The driving force behind adoption in terms of numbers is business and government. Bill Gates didn’t get to be a millionaire by chasing hobbyists first. He offered something which could be sold as fairly standardized, but in some way better than what somebody else offered. Once it became a must-have for business and government, it could be sold to the general public. The free-wheeling coding community does not appeal much to the suits. Rolling release to them is anathema. Incremental improvement is fine, but bug-fixing and security come first, all within a long release and upgrade cycle. There is a cost to keeping obsolete computer stuff around, but there is also a cost in terms of time and effort to adopt something new. If what’s new offers a competitive edge, it will be adopted. If it makes the artifacts of information incompatible with partners, it will not be adopted until there’s a momentum for all of them to change at once. Poking fun at all the examples of organizations violating sound principles, hiring brainless IT people, etc., does nothing to improve matters.

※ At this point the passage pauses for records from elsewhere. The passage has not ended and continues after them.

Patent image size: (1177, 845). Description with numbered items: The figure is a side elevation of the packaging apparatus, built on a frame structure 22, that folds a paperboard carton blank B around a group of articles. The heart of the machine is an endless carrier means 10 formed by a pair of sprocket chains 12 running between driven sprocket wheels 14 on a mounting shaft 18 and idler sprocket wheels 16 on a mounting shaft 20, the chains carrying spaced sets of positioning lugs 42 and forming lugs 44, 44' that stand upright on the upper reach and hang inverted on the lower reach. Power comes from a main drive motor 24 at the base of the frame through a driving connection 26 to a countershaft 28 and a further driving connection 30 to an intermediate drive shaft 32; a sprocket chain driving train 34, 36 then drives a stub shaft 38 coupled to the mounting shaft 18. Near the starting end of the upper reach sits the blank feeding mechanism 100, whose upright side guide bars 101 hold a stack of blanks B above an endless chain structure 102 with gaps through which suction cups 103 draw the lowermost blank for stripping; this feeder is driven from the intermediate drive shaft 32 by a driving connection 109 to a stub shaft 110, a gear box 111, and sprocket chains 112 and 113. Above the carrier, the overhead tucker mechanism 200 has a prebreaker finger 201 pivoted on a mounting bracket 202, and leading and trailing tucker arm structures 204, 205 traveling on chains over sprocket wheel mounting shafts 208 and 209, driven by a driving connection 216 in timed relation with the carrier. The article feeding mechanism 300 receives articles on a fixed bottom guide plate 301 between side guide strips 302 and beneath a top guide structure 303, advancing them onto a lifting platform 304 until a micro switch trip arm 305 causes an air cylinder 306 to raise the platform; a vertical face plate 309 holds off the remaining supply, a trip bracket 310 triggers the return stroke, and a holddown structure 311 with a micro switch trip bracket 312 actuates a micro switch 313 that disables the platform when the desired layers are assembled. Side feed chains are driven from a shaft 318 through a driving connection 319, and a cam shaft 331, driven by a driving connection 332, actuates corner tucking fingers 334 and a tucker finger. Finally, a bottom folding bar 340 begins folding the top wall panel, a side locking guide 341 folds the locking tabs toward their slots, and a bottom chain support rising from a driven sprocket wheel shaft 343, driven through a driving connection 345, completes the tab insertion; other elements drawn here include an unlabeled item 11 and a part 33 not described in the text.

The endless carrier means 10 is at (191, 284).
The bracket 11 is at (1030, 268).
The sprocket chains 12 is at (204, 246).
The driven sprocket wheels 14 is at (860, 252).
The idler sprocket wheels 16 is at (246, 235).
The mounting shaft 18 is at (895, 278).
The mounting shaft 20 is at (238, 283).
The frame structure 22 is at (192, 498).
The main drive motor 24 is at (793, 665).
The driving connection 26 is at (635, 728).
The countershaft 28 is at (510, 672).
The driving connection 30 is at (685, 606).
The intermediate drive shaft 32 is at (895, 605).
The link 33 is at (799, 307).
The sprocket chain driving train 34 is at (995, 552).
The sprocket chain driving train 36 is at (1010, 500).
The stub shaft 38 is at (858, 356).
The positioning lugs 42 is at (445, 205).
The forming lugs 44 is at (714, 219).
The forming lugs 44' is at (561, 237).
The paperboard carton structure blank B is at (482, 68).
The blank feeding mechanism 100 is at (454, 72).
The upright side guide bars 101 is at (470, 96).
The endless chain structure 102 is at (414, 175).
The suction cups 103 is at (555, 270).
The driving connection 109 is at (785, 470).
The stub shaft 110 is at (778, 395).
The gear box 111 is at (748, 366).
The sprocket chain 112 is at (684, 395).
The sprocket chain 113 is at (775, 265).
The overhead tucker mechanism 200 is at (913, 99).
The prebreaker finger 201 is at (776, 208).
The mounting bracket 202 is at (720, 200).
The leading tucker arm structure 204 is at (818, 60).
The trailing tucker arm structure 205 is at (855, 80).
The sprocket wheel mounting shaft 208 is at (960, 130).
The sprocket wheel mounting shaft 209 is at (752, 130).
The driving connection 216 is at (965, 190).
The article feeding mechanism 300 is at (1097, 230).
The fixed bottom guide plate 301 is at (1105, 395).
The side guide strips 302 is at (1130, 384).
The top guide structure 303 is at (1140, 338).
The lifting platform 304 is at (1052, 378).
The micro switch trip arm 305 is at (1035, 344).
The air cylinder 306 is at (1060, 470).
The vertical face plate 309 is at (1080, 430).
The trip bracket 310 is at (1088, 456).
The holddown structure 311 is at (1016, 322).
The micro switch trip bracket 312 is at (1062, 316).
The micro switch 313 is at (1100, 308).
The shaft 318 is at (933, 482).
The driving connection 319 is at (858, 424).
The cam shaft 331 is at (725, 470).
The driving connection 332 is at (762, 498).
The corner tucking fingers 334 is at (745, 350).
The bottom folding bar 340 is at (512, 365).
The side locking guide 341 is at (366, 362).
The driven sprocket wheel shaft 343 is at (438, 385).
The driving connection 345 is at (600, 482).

I like to pretend I’m somewhat of a technology writer, mostly because I’m trying to encourage folks who work and play on computers to learn more. For me, the people come first; they are the reason we bother with computers at all. The path to making the world a better place to live is through helping people. If our work does not help them, we are just pursuing a hobby. If we want more people to enjoy our work, it has to be useful to them. Rolling release reflects the purist hobby mindset. It won’t sell to the wider user base. All the more so when your work offers ill-considered new features, bloat, and never bothers to fix old bugs. Windows XP came out in 2001, buggy as anything MS has produced, and it took some five years before third-party efforts made it worth using, as defined by mass consumer adoption (I’m convinced Win2K is still better). If what we offer is no less buggy, why should consumers bother to switch? Both KDE and GNOME projects continue to outrun usefulness on the consumer level because developers keep introducing new bugs without nearly enough quality control in fixing old ones. If we never bother to offer something really good, even if it’s not all new and shiny, industry and government won’t buy it, and it will never become the standard.

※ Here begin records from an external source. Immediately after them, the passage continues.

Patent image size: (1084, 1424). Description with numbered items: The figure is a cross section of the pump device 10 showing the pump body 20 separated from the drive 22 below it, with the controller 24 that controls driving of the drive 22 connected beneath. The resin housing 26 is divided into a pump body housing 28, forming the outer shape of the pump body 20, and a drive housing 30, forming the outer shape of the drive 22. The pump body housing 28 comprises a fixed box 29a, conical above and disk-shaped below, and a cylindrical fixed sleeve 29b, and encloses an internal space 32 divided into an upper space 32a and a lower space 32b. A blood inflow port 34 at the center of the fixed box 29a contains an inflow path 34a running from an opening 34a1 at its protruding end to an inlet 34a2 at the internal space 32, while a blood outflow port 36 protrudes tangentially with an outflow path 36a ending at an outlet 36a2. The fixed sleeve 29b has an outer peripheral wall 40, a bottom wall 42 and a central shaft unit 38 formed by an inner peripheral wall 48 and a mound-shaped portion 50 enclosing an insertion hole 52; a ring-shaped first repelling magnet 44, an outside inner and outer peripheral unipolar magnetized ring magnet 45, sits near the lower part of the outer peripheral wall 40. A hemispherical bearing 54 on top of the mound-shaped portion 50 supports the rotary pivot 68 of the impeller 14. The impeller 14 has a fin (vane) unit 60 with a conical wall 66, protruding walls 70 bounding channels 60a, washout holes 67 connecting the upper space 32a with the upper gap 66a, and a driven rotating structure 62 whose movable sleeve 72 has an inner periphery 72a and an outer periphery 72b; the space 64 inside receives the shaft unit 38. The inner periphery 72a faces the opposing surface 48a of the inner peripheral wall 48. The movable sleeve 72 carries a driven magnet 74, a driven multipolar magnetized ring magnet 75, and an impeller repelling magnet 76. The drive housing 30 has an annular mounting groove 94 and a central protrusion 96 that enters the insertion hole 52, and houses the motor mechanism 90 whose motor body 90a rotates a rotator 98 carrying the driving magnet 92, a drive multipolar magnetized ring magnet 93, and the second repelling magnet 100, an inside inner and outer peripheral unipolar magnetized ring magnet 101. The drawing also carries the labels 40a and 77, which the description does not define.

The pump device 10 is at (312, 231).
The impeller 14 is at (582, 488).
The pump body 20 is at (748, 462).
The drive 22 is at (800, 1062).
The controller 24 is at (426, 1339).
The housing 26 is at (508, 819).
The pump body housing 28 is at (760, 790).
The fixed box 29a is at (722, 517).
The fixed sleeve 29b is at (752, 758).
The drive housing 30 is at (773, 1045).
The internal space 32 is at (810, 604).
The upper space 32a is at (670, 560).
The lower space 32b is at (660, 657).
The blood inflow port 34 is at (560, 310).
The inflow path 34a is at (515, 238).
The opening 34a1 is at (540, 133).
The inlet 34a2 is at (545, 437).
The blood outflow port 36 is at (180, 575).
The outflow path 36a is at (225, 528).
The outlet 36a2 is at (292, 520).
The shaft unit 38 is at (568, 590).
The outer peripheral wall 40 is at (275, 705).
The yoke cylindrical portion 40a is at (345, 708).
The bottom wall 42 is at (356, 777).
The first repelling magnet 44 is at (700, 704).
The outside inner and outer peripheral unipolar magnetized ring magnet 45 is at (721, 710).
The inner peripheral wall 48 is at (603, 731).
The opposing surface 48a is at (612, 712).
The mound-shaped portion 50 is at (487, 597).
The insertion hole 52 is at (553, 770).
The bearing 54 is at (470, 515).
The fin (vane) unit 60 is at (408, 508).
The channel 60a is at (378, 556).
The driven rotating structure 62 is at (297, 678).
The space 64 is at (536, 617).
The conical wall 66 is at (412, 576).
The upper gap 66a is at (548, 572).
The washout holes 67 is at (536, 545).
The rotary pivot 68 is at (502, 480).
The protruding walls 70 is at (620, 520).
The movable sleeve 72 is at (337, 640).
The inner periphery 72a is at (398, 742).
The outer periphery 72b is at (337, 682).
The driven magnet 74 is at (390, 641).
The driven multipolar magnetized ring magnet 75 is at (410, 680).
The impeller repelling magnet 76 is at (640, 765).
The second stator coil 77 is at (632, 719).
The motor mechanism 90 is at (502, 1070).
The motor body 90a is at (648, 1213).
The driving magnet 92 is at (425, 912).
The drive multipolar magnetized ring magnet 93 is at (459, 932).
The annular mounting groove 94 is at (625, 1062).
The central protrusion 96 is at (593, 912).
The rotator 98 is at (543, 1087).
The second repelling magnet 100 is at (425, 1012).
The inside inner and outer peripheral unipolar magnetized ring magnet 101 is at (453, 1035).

When advocates approach me about trying their favorite Linux distro or other Open Source OS, my first question these days is: Does it adhere to rolling release? If it does, I don’t have time for it any more. We have huge problems getting web standards adopted, or finding work-arounds for proprietary offerings on websites. That’s a symptom of the underlying, damnable idiocy of pushing out the next new release before bothering to fix the old. This lack of stability means there is no standard, de facto or conceptual. It also means we don’t have anything to offer the average consumer, because we have nothing to offer the institutional users. By the time we put it in our hands, it has changed three times before it gets to theirs. Only a small slice of any given population of living humans can adapt to that. Stop whining about the lack of adoption, about the corruption of corporate-grade Linux distros, if you can’t offer anything they recognize as better.